Aranka Kocsis: A Hungarian Lowland village and power between 1945–1948
Specialist think it is generally characteristic for the Hungarian peasantry that was freed from class subordination in the second part of the 19th century that it could not and did not want to identify itself with the civil ideas, and did not want to be part of the society as a citizen. As a legally freed individual remained closed in its village community, since feudal independence was altered by a new type sub-ordination – superiority originating from ownership relation. His new-type rights and liabilities were mediated to him by the representatives of power.

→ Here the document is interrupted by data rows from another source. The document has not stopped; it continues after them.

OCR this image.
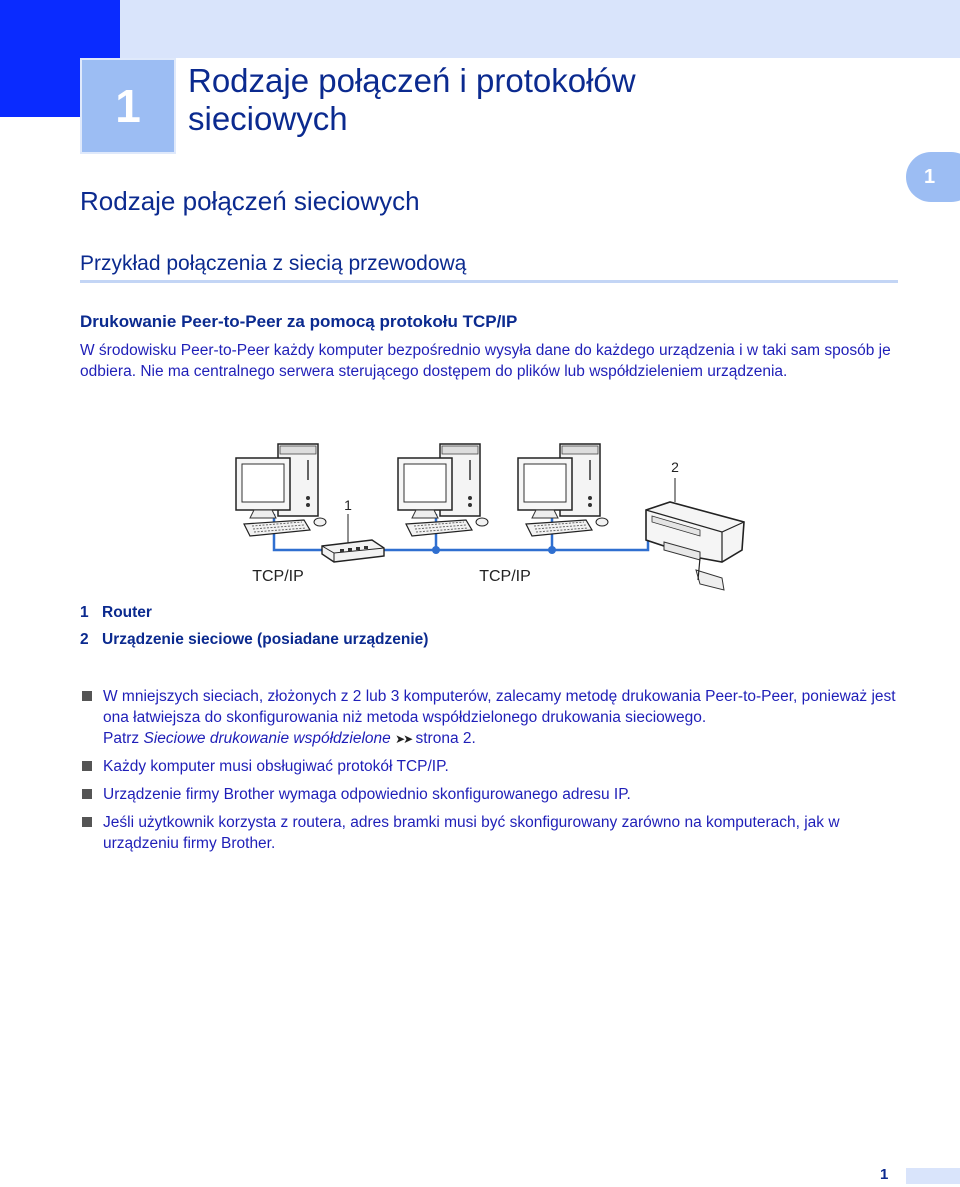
1 Rodzaje połączeń i protokołów
sieciowych
1
Rodzaje połączeń sieciowych
Przykład połączenia z siecią przewodową
Drukowanie Peer-to-Peer za pomocą protokołu TCP/IP
W środowisku Peer-to-Peer każdy komputer bezpośrednio wysyła dane do każdego urządzenia i w taki sam sposób je odbiera. Nie ma centralnego serwera sterującego dostępem do plików lub współdzieleniem urządzenia.
1
2
TCP/IP	TCP/IP
1 Router
2 Urządzenie sieciowe (posiadane urządzenie)
W mniejszych sieciach, złożonych z 2 lub 3 komputerów, zalecamy metodę drukowania Peer-to-Peer, ponieważ jest ona łatwiejsza do skonfigurowania niż metoda współdzielonego drukowania sieciowego.
Patrz Sieciowe drukowanie współdzielone ➤➤ strona 2.
Każdy komputer musi obsługiwać protokół TCP/IP.
Urządzenie firmy Brother wymaga odpowiednio skonfigurowanego adresu IP.
Jeśli użytkownik korzysta z routera, adres bramki musi być skonfigurowany zarówno na komputerach, jak w urządzeniu firmy Brother.
1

Therefore, there was no reason to give up the previous protection mechanisms – like the appearance of outwitting, silent resistance, sabotaging, adaptation, humility – and to be identified with the new situation.

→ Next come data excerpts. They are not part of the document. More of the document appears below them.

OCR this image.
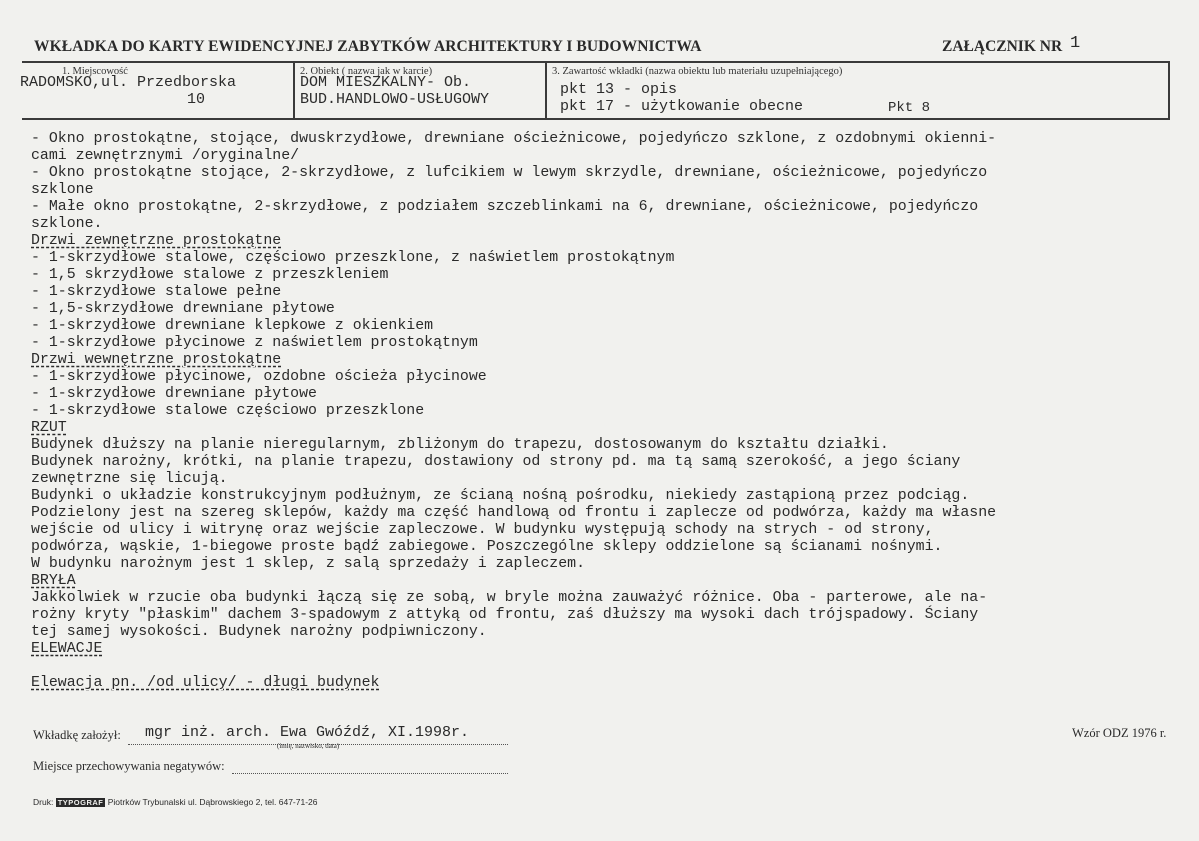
WKŁADKA DO KARTY EWIDENCYJNEJ ZABYTKÓW ARCHITEKTURY I BUDOWNICTWA	ZAŁĄCZNIK NR 1
1. Miejscowość
RADOMSKO,ul. Przedborska
10
2. Obiekt ( nazwa jak w karcie)
DOM MIESZKALNY- Ob.
BUD.HANDLOWO-USŁUGOWY
3. Zawartość wkładki (nazwa obiektu lub materiału uzupełniającego)
pkt 13 - opis
pkt 17 - użytkowanie obecne	Pkt 8
- Okno prostokątne, stojące, dwuskrzydłowe, drewniane ościeżnicowe, pojedyńczo szklone, z ozdobnymi okienni-
cami zewnętrznymi /oryginalne/
- Okno prostokątne stojące, 2-skrzydłowe, z lufcikiem w lewym skrzydle, drewniane, ościeżnicowe, pojedyńczo
szklone
- Małe okno prostokątne, 2-skrzydłowe, z podziałem szczeblinkami na 6, drewniane, ościeżnicowe, pojedyńczo
szklone.
Drzwi zewnętrzne prostokątne
- 1-skrzydłowe stalowe, częściowo przeszklone, z naświetlem prostokątnym
- 1,5 skrzydłowe stalowe z przeszkleniem
- 1-skrzydłowe stalowe pełne
- 1,5-skrzydłowe drewniane płytowe
- 1-skrzydłowe drewniane klepkowe z okienkiem
- 1-skrzydłowe płycinowe z naświetlem prostokątnym
Drzwi wewnętrzne prostokątne
- 1-skrzydłowe płycinowe, ozdobne ościeża płycinowe
- 1-skrzydłowe drewniane płytowe
- 1-skrzydłowe stalowe częściowo przeszklone
RZUT
Budynek dłuższy na planie nieregularnym, zbliżonym do trapezu, dostosowanym do kształtu działki.
Budynek narożny, krótki, na planie trapezu, dostawiony od strony pd. ma tą samą szerokość, a jego ściany
zewnętrzne się licują.
Budynki o układzie konstrukcyjnym podłużnym, ze ścianą nośną pośrodku, niekiedy zastąpioną przez podciąg.
Podzielony jest na szereg sklepów, każdy ma część handlową od frontu i zaplecze od podwórza, każdy ma własne
wejście od ulicy i witrynę oraz wejście zapleczowe. W budynku występują schody na strych - od strony,
podwórza, wąskie, 1-biegowe proste bądź zabiegowe. Poszczególne sklepy oddzielone są ścianami nośnymi.
W budynku narożnym jest 1 sklep, z salą sprzedaży i zapleczem.
BRYŁA
Jakkolwiek w rzucie oba budynki łączą się ze sobą, w bryle można zauważyć różnice. Oba - parterowe, ale na-
rożny kryty "płaskim" dachem 3-spadowym z attyką od frontu, zaś dłuższy ma wysoki dach trójspadowy. Ściany
tej samej wysokości. Budynek narożny podpiwniczony.
ELEWACJE
Elewacja pn. /od ulicy/ - długi budynek
Wkładkę założył: mgr inż. arch. Ewa Gwóźdź, XI.1998r.
(imię, nazwisko, data)
Wzór ODZ 1976 r.
Miejsce przechowywania negatywów:
Druk: TYPOGRAF Piotrków Trybunalski ul. Dąbrowskiego 2, tel. 647-71-26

Those Hungarian peasants many times experienced subordination to the powers who after the First World War by defining Trianon state borders, found themselves in sub-ordinate position from language and cultural point of view, as Hungarian minority people.
How did the village dwellers „answer“ to these changes in these years? What protection mechanisms did they have in order to restore their self-identity? How did they adapt to restore the previous states, or on behalf of mere remaining or survival? And: behind their selections what kind of driving forces functioned, what values influenced their decisions? – the research tried to answer such questions that examined the changes of the peasants’ values in the 20th century. This study summarizes some of the partial results of a more extensive work.
Partially, the research was based in terrain work, during which the observation known in ethnographic- and/or anthropologic research and by the questioning method, and telling histories, remembrance and making interviews (life-path, events) the author collected data in the village of Martos between 1999–2002. Besides the possibilities of terrain work several written documentations, records, chronicles were used as sources from the materials of the Slovak National Archive, Bratislava, and Komárno District Archive, and of the archive of the local village office.